Een vierde walvis kwam slechts twee dagen later: een jonge gewone vinvis werd de haven van Rotterdam binnen gevaren op de boeg van een container schip. Deze vinvis is waarschijnlijk bij de golf van Biskaje op de boeg van dit schip beland, omdat vinvissen daar in grotere getallen voorkomen en het schip hier vandaan kwam. De walvis was waarschijnlijk al enkele dagen (3-5) dood voordat onderzoekers van de UU het dier konden onderzoeken. Vanwege financiële beperkingen konden niet alle organen verzameld worden. Wel zijn er monsters genomen van de longen, het hart, de lever, darmen, maag, lymfe knopen, spier en blubber. De maag en slokdarm waren gevuld met rode inhoud (waarschijnlijk krill). Dit was een teken van recent foerageren wat betekent dat het dier in goede fysieke toestand was, en in staat om nog eten te vinden. Ook opmerkelijk was een interne bloeding onder de huid waar het dier door het schip was geraakt. Helaas is het vanwege de rotting van het dier moeilijk te bevestigen wat deze bloeding betekent. Hopelijk kan het histologisch onderzoek helpen bij het beantwoorden van deze vraag.
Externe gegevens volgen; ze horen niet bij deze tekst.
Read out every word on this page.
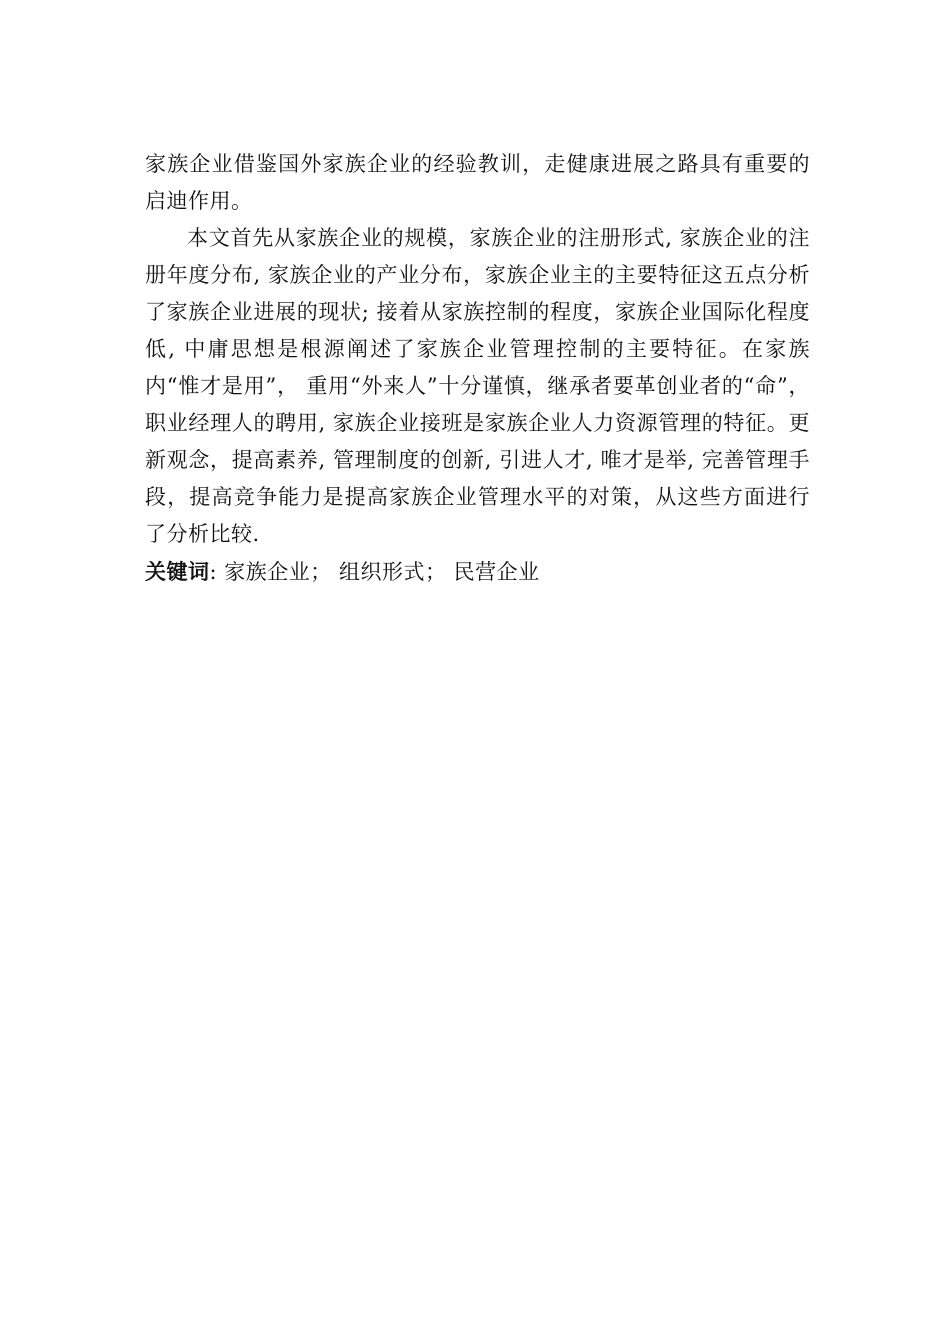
家族企业借鉴国外家族企业的经验教训，走健康进展之路具有重要的启迪作用。

本文首先从家族企业的规模，家族企业的注册形式, 家族企业的注册年度分布, 家族企业的产业分布，家族企业主的主要特征这五点分析了家族企业进展的现状; 接着从家族控制的程度，家族企业国际化程度低, 中庸思想是根源阐述了家族企业管理控制的主要特征。在家族内“惟才是用”， 重用“外来人”十分谨慎，继承者要革创业者的“命”， 职业经理人的聘用, 家族企业接班是家族企业人力资源管理的特征。更新观念，提高素养, 管理制度的创新, 引进人才, 唯才是举, 完善管理手段，提高竞争能力是提高家族企业管理水平的对策，从这些方面进行了分析比较.

关键词: 家族企业； 组织形式； 民营企业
De vijfde stranding was eveneens een gewone vinvis; een 17 meter lang mannetje gestrand op het strand van ’s Gravenzande op 17 september. Ook dit dier is slachtoffer geworden van een aanvaring en aan zijn verwondingen als gevolg daarvan overleden. Helaas was de vinvis al erg rot op het moment van de sectie, dus zijn er weinig monsters genomen van de organen. Ook is er geen maaginhoud aangetroffen. Naturalis Leiden heeft het skelet vrij gemaakt en zal dit op den duur tentoonstellen in hun collectie.